Bueno, este es un cuento que escribí hace tiempecillo, hace unos años más bien, así que quizás no esté muy bien.
Ella lo miró, y en un lenguaje que sólo ellos dos podían entender comenzaron a hablar, a expresarse. Y así pasaron horas, días, meses... algo que nadie cabía a esperar empezó a suceder y aquella sirena, de pelo oscuro como la noche y revuelto como las olas del mar, se alejó de su pequeño mar, de sus pequeñas cosas y comenzó a adentrarse en aquel océano desconocido donde habitaba el príncipe de los océanos.
El príncipe, contento de aquella inesperada visita, preparó a la sirena la mejor de las habitaciones y susurrándole al oído le contó un secreto. ¿Qué secreto? Nadie lo escuchó y el mar con un rugido se lo llevó, tan sólo ellos dos lo sabían y en lo más hondo de sí mismos lo guardaron.
Todas las noches, antes de dormir, el príncipe y la sirena se miraban a los ojos fijamente, juntaban las manos y así se comunicaban cosas que las palabras no podían expresar, ¿cuánto tiempo pasaban así? nadie lo sabía, se decía que había veces que no dormían y que aún cuando el sol aparecía alto en el cielo y mandaba destellos de luz al mar, seguían juntos, mirándose, sintiéndose.
Una noche, antes de ir a dormir, el príncipe le preguntó a la sirena:
- ¿Has estado alguna vez ahí arriba? ¿Has pisado la arena blanca y has sentido el sol secar el agua de tu piel?
Un silencio inmenso se hizo presente, ni un pez se escuchó moverse en los abismos. Plop, una burbuja de aire explotó y la sirena dijo entonces:
- ¿Y respirar el aire que traen las olas del mar cuando se mueven al compás del viento?
- Y mirar las estrellas que se dibujan altas cuando el sol desaparece – contestó el príncipe.
Entonces la sirena tristemente respondió:
- No, nunca pisé la arena blanca, sentí el sol secar el agua de mi piel, respiré el aire que traen las olas del mar cuando se mueven al compás del viento o contemplé las estrellas que altas se dibujan cuando el sol desaparece.
- Cuando llegue el verano, subiremos y yo te enseñaré todos esos placeres, pero has de ser fuerte, siempre querrás volver.
Después, durmieron. Tanto que parecían haberse alejado de aquel mundo y haberse imbuido en otro mejor, ¿mejor? quizás, se habían adentrado en el mundo de los sueños y parecía que jamás iban a despertar.
Hasta que una mañana, con el rugir del agua, la sirena abriese los ojos.
Mirando a su alrededor se dio cuenta de que el príncipe no permanecía junto a ella, no estaba, y desesperada, lo buscó.

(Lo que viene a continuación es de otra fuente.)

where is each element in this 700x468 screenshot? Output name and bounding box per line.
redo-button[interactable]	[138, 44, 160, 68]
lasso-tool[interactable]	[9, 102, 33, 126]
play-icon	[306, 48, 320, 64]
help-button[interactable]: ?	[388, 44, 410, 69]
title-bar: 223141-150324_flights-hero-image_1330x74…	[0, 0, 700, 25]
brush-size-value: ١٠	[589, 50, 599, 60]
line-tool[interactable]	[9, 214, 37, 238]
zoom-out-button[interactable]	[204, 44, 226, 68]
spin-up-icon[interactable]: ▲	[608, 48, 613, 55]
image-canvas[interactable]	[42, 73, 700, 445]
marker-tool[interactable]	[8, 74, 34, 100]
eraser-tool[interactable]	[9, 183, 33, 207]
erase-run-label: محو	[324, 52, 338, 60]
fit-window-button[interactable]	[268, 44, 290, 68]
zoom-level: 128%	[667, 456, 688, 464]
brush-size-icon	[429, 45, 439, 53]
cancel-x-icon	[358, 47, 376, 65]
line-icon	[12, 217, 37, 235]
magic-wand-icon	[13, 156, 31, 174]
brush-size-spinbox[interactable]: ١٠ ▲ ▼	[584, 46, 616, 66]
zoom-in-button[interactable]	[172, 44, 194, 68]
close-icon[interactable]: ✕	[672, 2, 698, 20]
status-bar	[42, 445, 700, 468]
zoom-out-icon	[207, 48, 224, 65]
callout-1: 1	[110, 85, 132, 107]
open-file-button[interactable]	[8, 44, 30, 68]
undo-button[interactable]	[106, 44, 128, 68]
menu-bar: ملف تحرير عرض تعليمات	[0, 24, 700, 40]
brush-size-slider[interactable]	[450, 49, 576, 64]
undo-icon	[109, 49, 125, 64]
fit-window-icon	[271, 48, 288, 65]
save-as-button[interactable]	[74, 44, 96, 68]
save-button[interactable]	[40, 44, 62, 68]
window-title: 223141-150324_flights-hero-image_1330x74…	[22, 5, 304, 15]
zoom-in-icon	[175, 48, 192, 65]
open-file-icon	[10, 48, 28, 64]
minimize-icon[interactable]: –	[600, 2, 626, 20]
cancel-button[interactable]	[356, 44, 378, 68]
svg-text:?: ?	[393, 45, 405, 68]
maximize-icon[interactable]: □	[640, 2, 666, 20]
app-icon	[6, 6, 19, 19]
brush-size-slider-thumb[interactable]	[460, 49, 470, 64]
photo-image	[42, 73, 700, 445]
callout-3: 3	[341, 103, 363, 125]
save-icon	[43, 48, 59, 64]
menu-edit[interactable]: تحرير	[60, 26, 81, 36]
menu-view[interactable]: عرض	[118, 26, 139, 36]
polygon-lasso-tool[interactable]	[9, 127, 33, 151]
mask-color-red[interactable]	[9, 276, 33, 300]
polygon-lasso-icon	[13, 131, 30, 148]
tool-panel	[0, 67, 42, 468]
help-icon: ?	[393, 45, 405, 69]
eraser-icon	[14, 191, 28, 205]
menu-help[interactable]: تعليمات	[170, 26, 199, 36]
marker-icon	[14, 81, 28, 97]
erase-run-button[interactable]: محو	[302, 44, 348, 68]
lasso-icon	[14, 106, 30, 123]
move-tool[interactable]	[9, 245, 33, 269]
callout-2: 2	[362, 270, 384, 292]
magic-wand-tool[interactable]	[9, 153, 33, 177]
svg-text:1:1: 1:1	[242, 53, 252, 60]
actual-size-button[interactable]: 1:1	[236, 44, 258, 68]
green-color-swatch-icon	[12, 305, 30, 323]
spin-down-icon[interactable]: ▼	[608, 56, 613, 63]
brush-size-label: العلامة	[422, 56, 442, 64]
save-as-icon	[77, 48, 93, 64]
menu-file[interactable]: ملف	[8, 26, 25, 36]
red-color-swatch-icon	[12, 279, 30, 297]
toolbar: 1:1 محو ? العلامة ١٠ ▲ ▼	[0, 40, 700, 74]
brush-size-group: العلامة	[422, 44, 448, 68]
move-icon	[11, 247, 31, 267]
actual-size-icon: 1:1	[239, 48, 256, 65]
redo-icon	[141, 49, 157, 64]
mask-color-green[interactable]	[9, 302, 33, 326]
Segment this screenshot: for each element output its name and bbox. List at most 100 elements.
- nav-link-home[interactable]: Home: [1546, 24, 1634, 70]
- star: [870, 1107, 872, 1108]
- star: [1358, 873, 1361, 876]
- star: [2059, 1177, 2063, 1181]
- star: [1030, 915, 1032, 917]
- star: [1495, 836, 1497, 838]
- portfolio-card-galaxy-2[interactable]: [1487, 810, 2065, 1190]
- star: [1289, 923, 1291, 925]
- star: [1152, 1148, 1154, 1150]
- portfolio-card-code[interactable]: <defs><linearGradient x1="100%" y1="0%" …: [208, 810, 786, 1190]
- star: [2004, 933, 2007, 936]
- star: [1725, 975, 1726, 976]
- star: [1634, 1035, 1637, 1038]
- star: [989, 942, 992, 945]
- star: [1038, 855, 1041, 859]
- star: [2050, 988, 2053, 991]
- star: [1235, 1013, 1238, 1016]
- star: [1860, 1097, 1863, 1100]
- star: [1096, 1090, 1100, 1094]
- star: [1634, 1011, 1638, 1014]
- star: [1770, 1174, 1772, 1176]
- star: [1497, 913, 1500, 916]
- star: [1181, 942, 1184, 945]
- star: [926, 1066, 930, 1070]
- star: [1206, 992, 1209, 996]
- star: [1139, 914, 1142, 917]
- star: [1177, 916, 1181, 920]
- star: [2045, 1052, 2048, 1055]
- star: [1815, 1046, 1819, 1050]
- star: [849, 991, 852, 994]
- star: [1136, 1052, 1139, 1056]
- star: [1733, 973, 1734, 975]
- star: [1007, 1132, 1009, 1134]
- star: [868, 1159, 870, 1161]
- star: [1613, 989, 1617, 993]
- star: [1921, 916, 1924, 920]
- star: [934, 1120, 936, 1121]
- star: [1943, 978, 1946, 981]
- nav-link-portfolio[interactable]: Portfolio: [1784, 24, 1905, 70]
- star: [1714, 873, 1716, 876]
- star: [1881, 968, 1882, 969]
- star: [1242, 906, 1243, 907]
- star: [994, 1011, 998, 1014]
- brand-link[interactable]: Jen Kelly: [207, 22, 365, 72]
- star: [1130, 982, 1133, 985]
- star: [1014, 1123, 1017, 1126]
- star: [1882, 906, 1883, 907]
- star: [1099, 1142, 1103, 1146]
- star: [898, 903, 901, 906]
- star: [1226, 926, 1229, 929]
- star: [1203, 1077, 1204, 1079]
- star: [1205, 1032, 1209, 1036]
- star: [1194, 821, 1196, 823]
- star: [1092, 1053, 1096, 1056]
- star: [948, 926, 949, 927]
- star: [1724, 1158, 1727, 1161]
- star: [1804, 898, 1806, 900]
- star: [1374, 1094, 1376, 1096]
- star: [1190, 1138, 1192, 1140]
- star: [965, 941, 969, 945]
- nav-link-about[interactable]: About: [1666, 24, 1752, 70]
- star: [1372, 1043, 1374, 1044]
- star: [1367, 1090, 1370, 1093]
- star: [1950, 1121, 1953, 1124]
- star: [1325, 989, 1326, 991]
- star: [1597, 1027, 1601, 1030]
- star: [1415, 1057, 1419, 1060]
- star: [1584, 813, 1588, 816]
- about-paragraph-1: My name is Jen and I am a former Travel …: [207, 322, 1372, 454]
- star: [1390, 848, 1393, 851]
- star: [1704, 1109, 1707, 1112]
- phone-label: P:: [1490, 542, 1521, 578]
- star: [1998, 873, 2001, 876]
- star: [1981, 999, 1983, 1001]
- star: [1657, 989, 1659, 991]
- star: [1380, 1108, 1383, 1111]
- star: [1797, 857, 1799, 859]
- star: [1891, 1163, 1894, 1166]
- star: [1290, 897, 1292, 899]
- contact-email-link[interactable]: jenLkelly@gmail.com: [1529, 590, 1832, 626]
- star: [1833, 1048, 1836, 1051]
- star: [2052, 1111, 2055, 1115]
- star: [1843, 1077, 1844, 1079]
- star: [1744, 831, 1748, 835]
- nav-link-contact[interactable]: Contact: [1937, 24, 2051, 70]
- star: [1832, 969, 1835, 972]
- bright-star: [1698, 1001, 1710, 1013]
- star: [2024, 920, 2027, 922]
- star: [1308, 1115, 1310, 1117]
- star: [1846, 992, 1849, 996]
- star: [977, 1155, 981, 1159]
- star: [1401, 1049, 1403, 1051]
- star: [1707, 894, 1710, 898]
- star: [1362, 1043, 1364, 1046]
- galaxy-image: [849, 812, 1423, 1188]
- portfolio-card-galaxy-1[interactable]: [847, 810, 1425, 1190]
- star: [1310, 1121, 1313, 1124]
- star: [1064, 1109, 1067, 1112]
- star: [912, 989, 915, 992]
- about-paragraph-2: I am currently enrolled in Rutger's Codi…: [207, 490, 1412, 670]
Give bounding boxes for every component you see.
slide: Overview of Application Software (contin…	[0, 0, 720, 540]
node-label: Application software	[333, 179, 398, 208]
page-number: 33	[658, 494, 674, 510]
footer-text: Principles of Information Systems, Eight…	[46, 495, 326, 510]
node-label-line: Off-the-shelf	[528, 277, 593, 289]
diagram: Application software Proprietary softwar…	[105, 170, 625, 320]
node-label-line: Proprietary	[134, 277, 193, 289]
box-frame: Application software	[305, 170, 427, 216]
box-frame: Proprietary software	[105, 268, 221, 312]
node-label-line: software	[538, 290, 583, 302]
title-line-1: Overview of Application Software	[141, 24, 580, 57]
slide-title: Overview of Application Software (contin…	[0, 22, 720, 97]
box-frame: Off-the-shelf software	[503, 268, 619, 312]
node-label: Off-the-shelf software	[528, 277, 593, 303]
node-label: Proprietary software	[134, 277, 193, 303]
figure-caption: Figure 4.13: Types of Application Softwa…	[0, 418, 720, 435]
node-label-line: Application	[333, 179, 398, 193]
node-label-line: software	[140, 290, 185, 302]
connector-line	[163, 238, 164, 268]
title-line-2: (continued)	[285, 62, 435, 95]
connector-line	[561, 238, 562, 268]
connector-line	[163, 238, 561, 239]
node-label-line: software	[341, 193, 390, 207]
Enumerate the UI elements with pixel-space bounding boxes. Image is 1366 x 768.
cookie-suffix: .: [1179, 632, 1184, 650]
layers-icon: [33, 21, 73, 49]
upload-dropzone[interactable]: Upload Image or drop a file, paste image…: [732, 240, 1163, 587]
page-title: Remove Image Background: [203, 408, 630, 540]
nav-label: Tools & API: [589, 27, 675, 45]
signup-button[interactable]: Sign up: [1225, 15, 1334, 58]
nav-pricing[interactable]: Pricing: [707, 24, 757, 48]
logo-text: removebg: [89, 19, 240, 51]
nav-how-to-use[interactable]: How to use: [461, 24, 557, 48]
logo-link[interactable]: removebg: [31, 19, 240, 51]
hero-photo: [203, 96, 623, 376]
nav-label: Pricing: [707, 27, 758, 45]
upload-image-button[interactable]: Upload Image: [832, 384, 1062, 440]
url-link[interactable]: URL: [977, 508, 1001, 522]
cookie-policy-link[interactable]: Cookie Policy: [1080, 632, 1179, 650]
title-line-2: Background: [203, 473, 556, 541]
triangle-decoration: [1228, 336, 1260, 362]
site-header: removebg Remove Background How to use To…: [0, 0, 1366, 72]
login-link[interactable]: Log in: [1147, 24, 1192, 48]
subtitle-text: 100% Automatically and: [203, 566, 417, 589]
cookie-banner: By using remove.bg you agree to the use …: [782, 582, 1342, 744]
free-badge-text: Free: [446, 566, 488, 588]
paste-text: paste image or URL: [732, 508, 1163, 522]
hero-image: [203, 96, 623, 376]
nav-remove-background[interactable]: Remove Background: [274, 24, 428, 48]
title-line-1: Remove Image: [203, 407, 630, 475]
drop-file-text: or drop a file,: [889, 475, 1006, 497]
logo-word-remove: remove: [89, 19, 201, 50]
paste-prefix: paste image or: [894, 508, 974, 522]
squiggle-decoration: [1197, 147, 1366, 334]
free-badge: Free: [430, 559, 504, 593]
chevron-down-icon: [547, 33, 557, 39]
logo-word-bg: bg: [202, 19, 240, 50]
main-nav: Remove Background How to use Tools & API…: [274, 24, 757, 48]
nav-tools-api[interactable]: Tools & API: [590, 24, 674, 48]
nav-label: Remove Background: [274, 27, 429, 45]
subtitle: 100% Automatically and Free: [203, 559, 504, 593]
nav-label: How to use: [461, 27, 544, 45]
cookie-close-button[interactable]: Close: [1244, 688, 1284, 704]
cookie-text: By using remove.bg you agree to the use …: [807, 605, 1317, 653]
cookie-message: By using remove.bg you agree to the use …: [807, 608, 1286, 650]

Cruzó todos los mares y océanos, preguntó a todos los peces, a las algas, le preguntó al agua, lo llamó... pero el príncipe no apareció y ella decidió volver a casa. Recordó entonces lo que el príncipe había dicho, “cuando llegue el verano, subiremos y yo te enseñaré todos esos placeres” y pensó que ya era verano y quiso subir arriba, pero tenía miedo, y sin el príncipe, ¿qué podía tener sentido?
Afrontó su miedo y decidida subió allá arriba. Se sentó en la arena, dejó su piel mojada secar al sol, respiró el aire puro que arrastraban las olas y allí, dejó el tiempo pasar y consumirse. Vio las estrellas dibujadas en lo alto cuando el sol se había marchado y después contempló el amanecer .
Como si la muerte la fuera arrastrando, allí se quedó inmóvil y mil veces contempló la salida y la puesta de sol, y como las estrellas venían y se iban y dejaban su turno a otras. Respiró aquel aire más de las veces que ella pudiera pensar y una ola la llevó de vuelta al mar, a su lugar. En lo más profundo del océano, en su lecho de algas, la dejó, pálida, con el pelo oscuro y revuelto sobre sus hombros, con sus oscuros ojos cerrados, preciosa, como una diosa digna de poseer todos los mares y océanos. Y en el último de sus momentos entendió el secreto que el príncipe le había contado: “No le digas a nadie que esto es un sueño”.